Salad bowl; Pirates; Salad Bowl; Pirates.

It’s hard to make the connection

Even when piracy surged in 2010 to 2012 and captives were dying waiting for clean water, food, and an agreement to pay ransom, few people outside the industry noticed. Usually when you click on something with “modern piracy” in the title you may expect to find an explanation of Somali’s attacking illegal fishing boats in the early 1990’s to protect their fish stocks.

You might even find accounts of former pirates who were unable to find any means of earning money to survive after twenty years of civil war. But this is just one instance of crime against ships and the problem goes well beyond Somalia.

Pirates have fast boats and ladders fitted with hooks in addition to assault rifles and rocket propelled grenades in almost all areas of the world.

The South China Sea has a historic reputation as a pirate hotspot and the attack there have been increasing since the multi-national naval patrols and drone scouts have made pirate operations mostly impossible in most of the Arabian Sea.

China may be looking the other way when pirates attack in waters belonging to weaker neighbors. The controversial island building programs are meant to expand a permanent military presence as close as possible to underwater features that define China’s sovereign territory.

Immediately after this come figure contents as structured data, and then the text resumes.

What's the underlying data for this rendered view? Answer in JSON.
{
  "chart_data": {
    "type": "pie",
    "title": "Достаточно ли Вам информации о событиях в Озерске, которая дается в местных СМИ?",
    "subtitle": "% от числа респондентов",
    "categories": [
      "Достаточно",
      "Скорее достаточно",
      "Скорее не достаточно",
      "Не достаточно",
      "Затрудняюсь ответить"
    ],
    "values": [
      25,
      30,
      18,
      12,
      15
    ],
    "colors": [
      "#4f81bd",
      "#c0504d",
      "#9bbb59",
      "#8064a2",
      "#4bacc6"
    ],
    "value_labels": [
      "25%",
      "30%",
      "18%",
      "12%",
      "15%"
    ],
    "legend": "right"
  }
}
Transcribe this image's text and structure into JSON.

Pirate attacks will add justification for their presence, and if the sand islands do become watchtowers of the sea they may be able to shut piracy down quickly. The Chinese certainly have the technology and manpower to hunt pirates in the South China Sea and beyond. It’s just not in their best interest right now since they want their neighbors to ask for help, which will justify the new islands.

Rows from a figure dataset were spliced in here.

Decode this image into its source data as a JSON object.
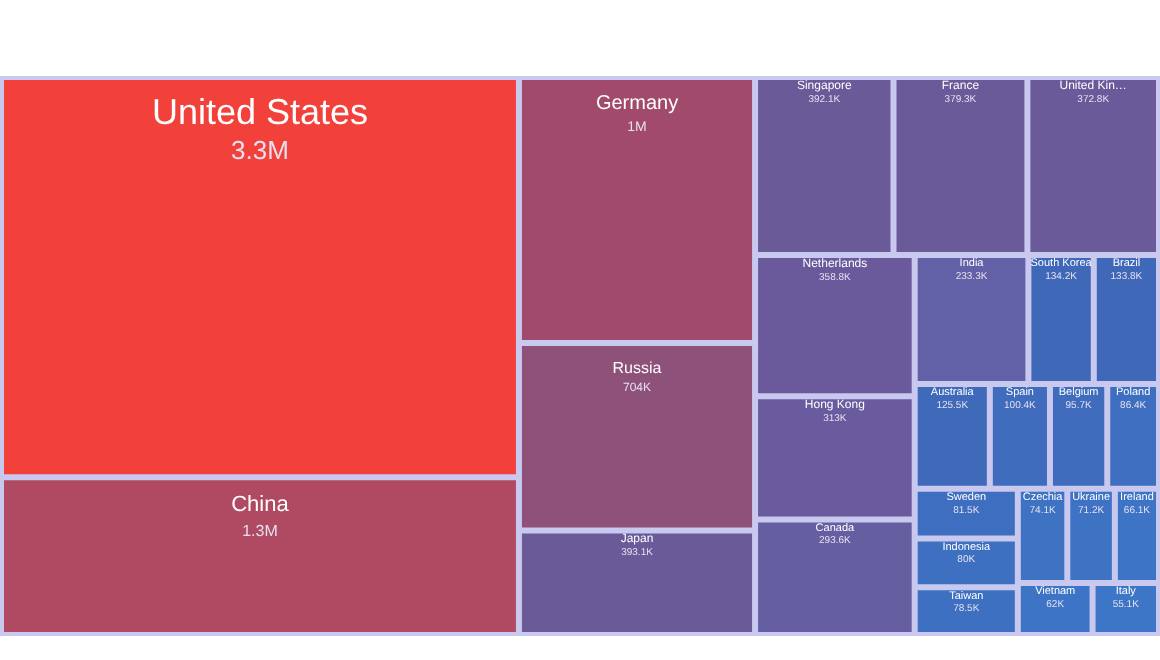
{
  "chart_data": {
    "type": "other",
    "categories": [
      "United States",
      "China",
      "Germany",
      "Russia",
      "Japan",
      "Singapore",
      "France",
      "United Kin…",
      "Netherlands",
      "Hong Kong",
      "Canada",
      "India",
      "South Korea",
      "Brazil",
      "Australia",
      "Spain",
      "Belgium",
      "Poland",
      "Sweden",
      "Indonesia",
      "Taiwan",
      "Czechia",
      "Ukraine",
      "Ireland",
      "Vietnam",
      "Italy"
    ],
    "values": [
      3300000,
      1300000,
      1000000,
      704000,
      393100,
      392100,
      379300,
      372800,
      358800,
      313000,
      293600,
      233300,
      134200,
      133800,
      125500,
      100400,
      95700,
      86400,
      81500,
      80000,
      78500,
      74100,
      71200,
      66100,
      62000,
      55100
    ],
    "value_labels": [
      "3.3M",
      "1.3M",
      "1M",
      "704K",
      "393.1K",
      "392.1K",
      "379.3K",
      "372.8K",
      "358.8K",
      "313K",
      "293.6K",
      "233.3K",
      "134.2K",
      "133.8K",
      "125.5K",
      "100.4K",
      "95.7K",
      "86.4K",
      "81.5K",
      "80K",
      "78.5K",
      "74.1K",
      "71.2K",
      "66.1K",
      "62K",
      "55.1K"
    ],
    "colors": [
      "#f2403a",
      "#b04a62",
      "#a24a6c",
      "#8e527a",
      "#6a5a98",
      "#6a5a98",
      "#6a5a9a",
      "#6a5a9a",
      "#6a5a9c",
      "#6a5a9e",
      "#655fa2",
      "#6260a6",
      "#4068b8",
      "#4068b8",
      "#3f6aba",
      "#3f6cbc",
      "#3f6cbc",
      "#3e6ebf",
      "#3e6ebf",
      "#3e70c1",
      "#3e70c1",
      "#3e72c3",
      "#3e72c3",
      "#3e74c5",
      "#3e74c5",
      "#3e76c7"
    ]
  }
}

If piracy ever actually threatened to damage the income or reputation of a mainland Chinese port they would quickly find and make examples of the captured pirates.

Technology is the Answer

It’s well known that the ransoms of millions of dollars go to outfit organized criminals and terrorists of all sorts.

The ability to squeeze the pirates on the supply side with banking restrictions and frozen funds takes much of the spark out of their crews. Financial gain is why they risk their lives, sometimes for a lifetime of laborers wages in just a few months.

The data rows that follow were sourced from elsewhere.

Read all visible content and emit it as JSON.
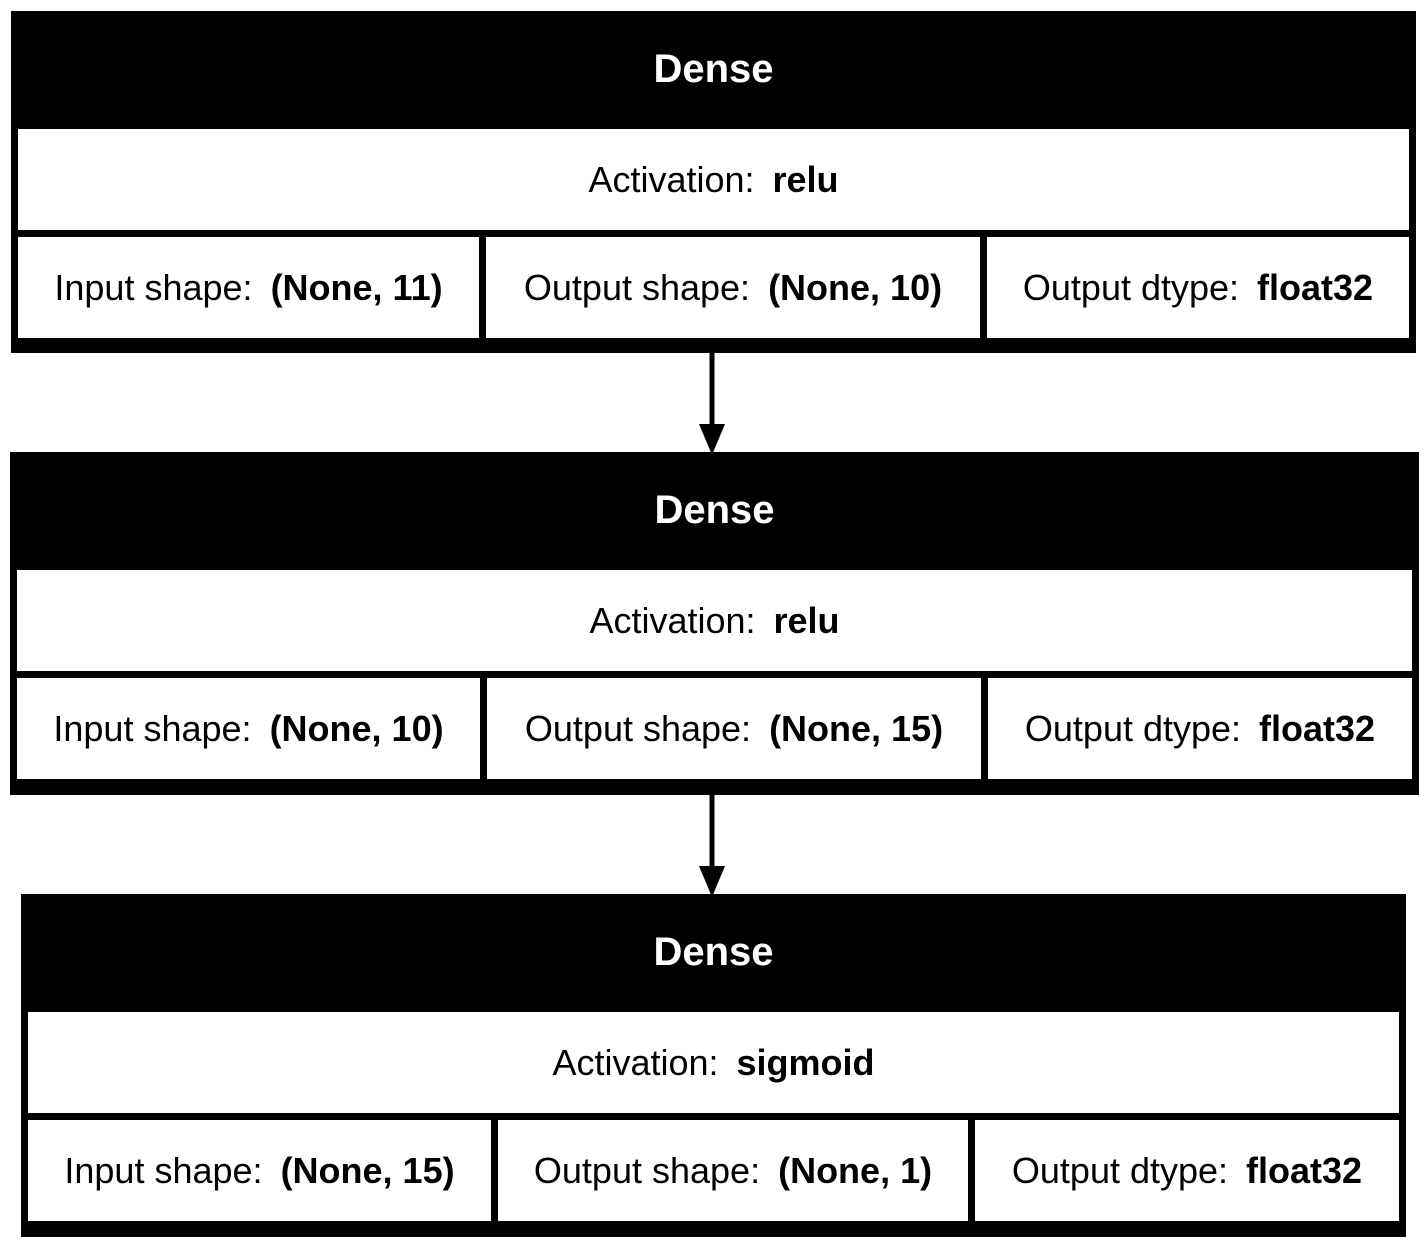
{
  "layers": [
    {
      "type": "Dense",
      "activation_label": "Activation:",
      "activation": "relu",
      "input_label": "Input shape:",
      "input_shape": "(None, 11)",
      "output_label": "Output shape:",
      "output_shape": "(None, 10)",
      "dtype_label": "Output dtype:",
      "dtype": "float32"
    },
    {
      "type": "Dense",
      "activation_label": "Activation:",
      "activation": "relu",
      "input_label": "Input shape:",
      "input_shape": "(None, 10)",
      "output_label": "Output shape:",
      "output_shape": "(None, 15)",
      "dtype_label": "Output dtype:",
      "dtype": "float32"
    },
    {
      "type": "Dense",
      "activation_label": "Activation:",
      "activation": "sigmoid",
      "input_label": "Input shape:",
      "input_shape": "(None, 15)",
      "output_label": "Output shape:",
      "output_shape": "(None, 1)",
      "dtype_label": "Output dtype:",
      "dtype": "float32"
    }
  ],
  "colors": {
    "box": "#000000",
    "cell": "#ffffff",
    "header_text": "#ffffff",
    "arrow": "#000000"
  }
}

The other part of the equation is monitoring and remote sensing. Predictive software looks at several conditions across a piracy risk area to anticipate an attack. Military assets can be deployed to this area for a fast response and hopefully a non-violent surrender.

Many ships undergo an occasional plundering much like the vessels historic pirates attacked. Paint and wire rope is often stolen from on deck lockers while the crew stays safely locked inside the hardened bridge area. Unless the cargo is to be stolen or the crew held ransom the only other prizes are ship gear  and maybe some personal effects and the contents of the ship’s safe which now rarely hold any significant amount of cash.

Small vessels like fishing boats will still be targeted but those are disputes similar to the original Somali problem which can be handled before it gets out of control by protecting sovereign fishing rights as much as combined militaries protect taker ships full of crude oil.